People take honey, but in exchange bees receive a few things

1) Pillbox Housing. Expensive beehive, made from metal and wood, and with only a few narrow entries easy to defend.

2) Comfort. In a quiet sunny place without loud music or sounds. A lid protecting from rain and storms and walls able to stand winds guarantee a dry and warm inner area. A lot of clean wax combs ready to be occupied with minimum effort and a structure to put each comb apart exactly how bees like it.

3) Free medical care. Provided by the species with the most advanced medicine known in the universe.

4) Free emergency help. Including extra food rations in winter and beehive rescue in case of wildfire or flood

5) Bodyguard services.

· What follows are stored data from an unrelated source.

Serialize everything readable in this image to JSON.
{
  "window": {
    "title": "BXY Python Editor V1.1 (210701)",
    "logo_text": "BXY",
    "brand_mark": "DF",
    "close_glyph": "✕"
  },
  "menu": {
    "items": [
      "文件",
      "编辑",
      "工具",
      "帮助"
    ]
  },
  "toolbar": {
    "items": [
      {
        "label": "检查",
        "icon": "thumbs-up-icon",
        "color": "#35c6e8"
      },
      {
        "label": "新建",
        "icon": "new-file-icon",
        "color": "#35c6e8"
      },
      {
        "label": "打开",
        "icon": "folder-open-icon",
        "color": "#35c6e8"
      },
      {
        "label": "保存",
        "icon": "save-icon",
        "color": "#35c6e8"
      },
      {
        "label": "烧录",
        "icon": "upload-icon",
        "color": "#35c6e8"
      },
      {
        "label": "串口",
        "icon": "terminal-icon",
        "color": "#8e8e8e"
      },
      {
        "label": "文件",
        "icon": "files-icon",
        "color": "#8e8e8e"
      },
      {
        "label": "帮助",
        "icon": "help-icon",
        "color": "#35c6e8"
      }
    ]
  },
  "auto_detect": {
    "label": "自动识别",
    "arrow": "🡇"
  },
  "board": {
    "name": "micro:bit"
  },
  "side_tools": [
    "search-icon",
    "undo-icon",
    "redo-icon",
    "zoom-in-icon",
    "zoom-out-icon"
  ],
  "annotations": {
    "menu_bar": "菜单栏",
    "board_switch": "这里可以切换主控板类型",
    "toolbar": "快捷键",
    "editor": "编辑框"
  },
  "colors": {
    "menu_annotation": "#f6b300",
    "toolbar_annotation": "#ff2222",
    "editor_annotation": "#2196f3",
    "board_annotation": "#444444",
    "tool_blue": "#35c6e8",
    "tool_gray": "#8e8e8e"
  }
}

Anti bear stone walls, Anti-wasp electric fences and Bee-eater deterrents if needed. Banners against human trespassers and regulation discouraging thieves.

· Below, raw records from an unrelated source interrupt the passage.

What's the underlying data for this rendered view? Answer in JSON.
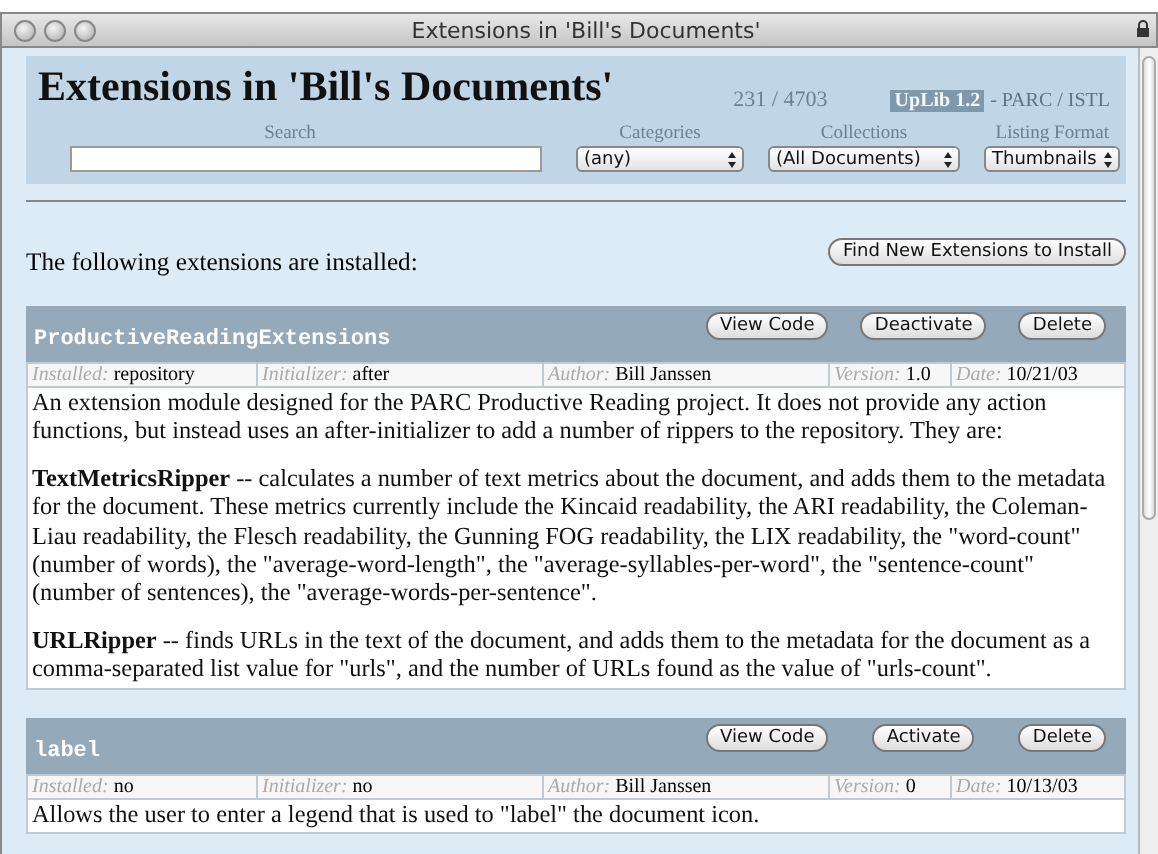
{
  "window": {
    "title": "Extensions in 'Bill's Documents'"
  },
  "header": {
    "title": "Extensions in 'Bill's Documents'",
    "count": "231 / 4703",
    "brand": "UpLib 1.2",
    "brand_suffix": "- PARC / ISTL",
    "search": {
      "label": "Search"
    },
    "dropdowns": [
      {
        "label": "Categories",
        "value": "(any)"
      },
      {
        "label": "Collections",
        "value": "(All Documents)"
      },
      {
        "label": "Listing Format",
        "value": "Thumbnails"
      }
    ]
  },
  "intro": "The following extensions are installed:",
  "find_button": "Find New Extensions to Install",
  "extensions": [
    {
      "name": "ProductiveReadingExtensions",
      "buttons": [
        "View Code",
        "Deactivate",
        "Delete"
      ],
      "meta": [
        {
          "label": "Installed:",
          "value": "repository"
        },
        {
          "label": "Initializer:",
          "value": "after"
        },
        {
          "label": "Author:",
          "value": "Bill Janssen"
        },
        {
          "label": "Version:",
          "value": "1.0"
        },
        {
          "label": "Date:",
          "value": "10/21/03"
        }
      ],
      "paragraphs": [
        "An extension module designed for the PARC Productive Reading project. It does not provide any action functions, but instead uses an after-initializer to add a number of rippers to the repository. They are:",
        "**TextMetricsRipper** -- calculates a number of text metrics about the document, and adds them to the metadata for the document. These metrics currently include the Kincaid readability, the ARI readability, the Coleman-Liau readability, the Flesch readability, the Gunning FOG readability, the LIX readability, the \"word-count\" (number of words), the \"average-word-length\", the \"average-syllables-per-word\", the \"sentence-count\" (number of sentences), the \"average-words-per-sentence\".",
        "**URLRipper** -- finds URLs in the text of the document, and adds them to the metadata for the document as a comma-separated list value for \"urls\", and the number of URLs found as the value of \"urls-count\"."
      ]
    },
    {
      "name": "label",
      "buttons": [
        "View Code",
        "Activate",
        "Delete"
      ],
      "meta": [
        {
          "label": "Installed:",
          "value": "no"
        },
        {
          "label": "Initializer:",
          "value": "no"
        },
        {
          "label": "Author:",
          "value": "Bill Janssen"
        },
        {
          "label": "Version:",
          "value": "0"
        },
        {
          "label": "Date:",
          "value": "10/13/03"
        }
      ],
      "paragraphs": [
        "Allows the user to enter a legend that is used to \"label\" the document icon."
      ]
    }
  ]
}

8) Holidays. Free vehicle transport to visit fields in bloom exactly in the be-est touristic season.

9) Dating services at intercontinental level

10) All you can eat buffet. Gardens designed specifically and seeded with the best international selection of premium nectar.

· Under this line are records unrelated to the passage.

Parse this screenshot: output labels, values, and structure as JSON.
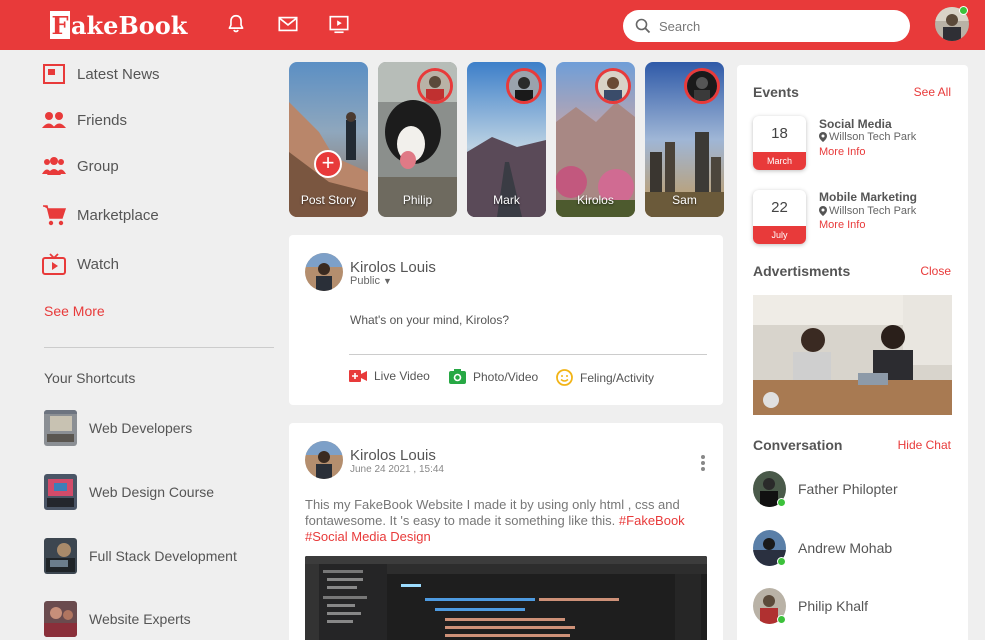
{
  "brand": {
    "first_letter": "F",
    "rest": "akeBook"
  },
  "nav": {
    "icons": [
      "bell-icon",
      "envelope-icon",
      "video-icon"
    ],
    "search_placeholder": "Search"
  },
  "colors": {
    "brand_red": "#e83a3a",
    "online": "#3cc13b"
  },
  "sidebar": {
    "items": [
      {
        "label": "Latest News",
        "icon": "news-icon"
      },
      {
        "label": "Friends",
        "icon": "friends-icon"
      },
      {
        "label": "Group",
        "icon": "group-icon"
      },
      {
        "label": "Marketplace",
        "icon": "cart-icon"
      },
      {
        "label": "Watch",
        "icon": "tv-icon"
      }
    ],
    "see_more": "See More",
    "shortcuts_title": "Your Shortcuts",
    "shortcuts": [
      {
        "label": "Web Developers"
      },
      {
        "label": "Web Design Course"
      },
      {
        "label": "Full Stack Development"
      },
      {
        "label": "Website Experts"
      }
    ]
  },
  "stories": [
    {
      "name": "Post Story"
    },
    {
      "name": "Philip"
    },
    {
      "name": "Mark"
    },
    {
      "name": "Kirolos"
    },
    {
      "name": "Sam"
    }
  ],
  "composer": {
    "user": "Kirolos Louis",
    "privacy": "Public",
    "placeholder": "What's on your mind, Kirolos?",
    "actions": [
      {
        "label": "Live Video",
        "icon": "live-video-icon"
      },
      {
        "label": "Photo/Video",
        "icon": "camera-icon"
      },
      {
        "label": "Feling/Activity",
        "icon": "smile-icon"
      }
    ]
  },
  "post": {
    "user": "Kirolos Louis",
    "date": "June 24 2021 , 15:44",
    "text": "This my FakeBook Website I made it by using only html , css and fontawesome. It 's easy to made it something like this.",
    "tags": [
      "#FakeBook",
      "#Social Media Design"
    ]
  },
  "events": {
    "title": "Events",
    "see_all": "See All",
    "items": [
      {
        "day": "18",
        "month": "March",
        "title": "Social Media",
        "location": "Willson Tech Park",
        "more": "More Info"
      },
      {
        "day": "22",
        "month": "July",
        "title": "Mobile Marketing",
        "location": "Willson Tech Park",
        "more": "More Info"
      }
    ]
  },
  "ads": {
    "title": "Advertisments",
    "close": "Close"
  },
  "conversation": {
    "title": "Conversation",
    "hide": "Hide Chat",
    "people": [
      {
        "name": "Father Philopter"
      },
      {
        "name": "Andrew Mohab"
      },
      {
        "name": "Philip Khalf"
      }
    ]
  }
}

11) Water sources and ponds to drink


I think the idea was that the native bees lose share of the resources to honeybees that are artificially supported. Which is not something I had thought about before.


> the idea was that the native bees lose share of the resources to honeybees that are artificially supported

This is not true necessarily (it depends on the context)

Most solitary native bees will not compete with honeybees (or will compete only partially) because they favor different flowers. In general if you find bees of very different sizes they basically will not compete. Honeybees rarely will touch small Fabaceae and are not common on Apiaceae. Alfalfa fields are pollinated by tiny native bees.


Bees "steal" nectar (sugar) AND pollen (protein) :-)


Pollen also has fats. Bees very much need some of those fats. I recently saw a presentation on a paper about bee diets where they tested honeybee pollen preferences, and they tend to like pollens with omega-3-rich fats, up to 25% or so.